Why are daughters expected to accept mother's going under the knife?
I don't get what you are asking but ... i don't like the idea of "plastic surgery'
Reply:Your moms feelings are hurt. I dont think it was necessarily wrong to be honest, but Im sure there are times in your life you didnt look too great, or did something pretty dumb, and your mother told a white lie to spare your feelings.





Its hard to know when to be honest, and when to tell a lie to keep from hurting someone. Perhaps the best thing you could have said is "I thought you were beautiful before, and I think youre beautiful no matter what".





Your mom is grown and she can do with her body what she wishes. She more than just your mom, shes a woman, dealing with the issues we all face. I know she may have gotten a bit offended, and maybe that in turn offended you, but just try and understand where shes coming from and support her no matter what. After all, shes the only mom you've got and wont be around forever.





To answer your second question, most mothers think their kids are beautiful no matter what. However, when people (women especialy) look at themselves, they see flaws other people may not notice, or flaws that may not even really be there. We always judge our looks more harshley than we do others. It has nothing to do with you, its just human nature.
Reply:i get what you`re asking. and i don`t think you`re wrong for telling your mom that you preferred her natural looks. natural beauty goes a long way, but if your mom wants to go under the knife, it`s really her choice. if i was in your position, i would`ve told my mom the same thing. maybe it`s an internal problem she`s dealing with, and i don`t think she means for you to save up and get ready to go under the knife. i guess she got offended because going under the knife supposively makes you prettier, and when you said that you preferred her natural looks, she may`ve thought that she`s not pretty now. i don`t know if that made sense, but i hope it helps (:
Reply:Are you Melissa Rivers?
Reply:*pats you on the back* You did the right thing.
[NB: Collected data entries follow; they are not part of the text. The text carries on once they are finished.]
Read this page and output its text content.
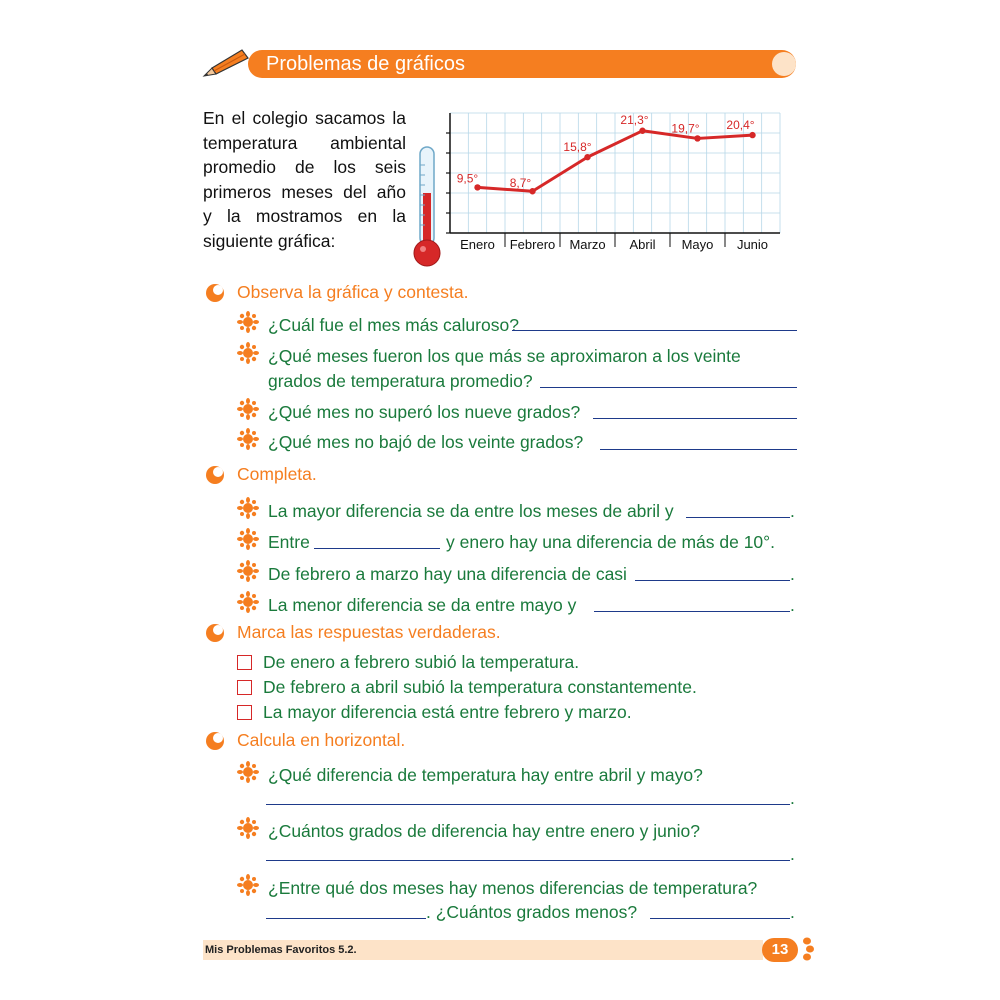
Problemas de gráficos
En el colegio sacamos la
temperatura ambiental
promedio de los seis
primeros meses del año
y la mostramos en la
siguiente gráfica:	Enero Febrero Marzo Abril Mayo Junio
9,5°	8,7°
15,8°
21,3°
19,7° 20,4°
Observa la gráfica y contesta.
¿Cuál fue el mes más caluroso?
¿Qué meses fueron los que más se aproximaron a los veinte
grados de temperatura promedio?
¿Qué mes no superó los nueve grados?
¿Qué mes no bajó de los veinte grados?
Completa.
La mayor diferencia se da entre los meses de abril y	.
Entre	y enero hay una diferencia de más de 10°.
De febrero a marzo hay una diferencia de casi	.
La menor diferencia se da entre mayo y	.
Marca las respuestas verdaderas.
De enero a febrero subió la temperatura.
De febrero a abril subió la temperatura constantemente.
La mayor diferencia está entre febrero y marzo.
Calcula en horizontal.
¿Qué diferencia de temperatura hay entre abril y mayo?
.
¿Cuántos grados de diferencia hay entre enero y junio?
.
¿Entre qué dos meses hay menos diferencias de temperatura?
. ¿Cuántos grados menos?	.
Mis Problemas Favoritos 5.2.	13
If she was insecure then she should've done somehitng that she could try out. Nothing that was permanite. (I can't spell today just to let you all know! Don't make fun of me!) Relax. You did the riht thing. Don't worry about her. Tell her that you still love her no matter how she loks. tell her that you liked her a little better naturally but she is still that same person and thats what matters. Be really sweet and honest about it. :) Good luck.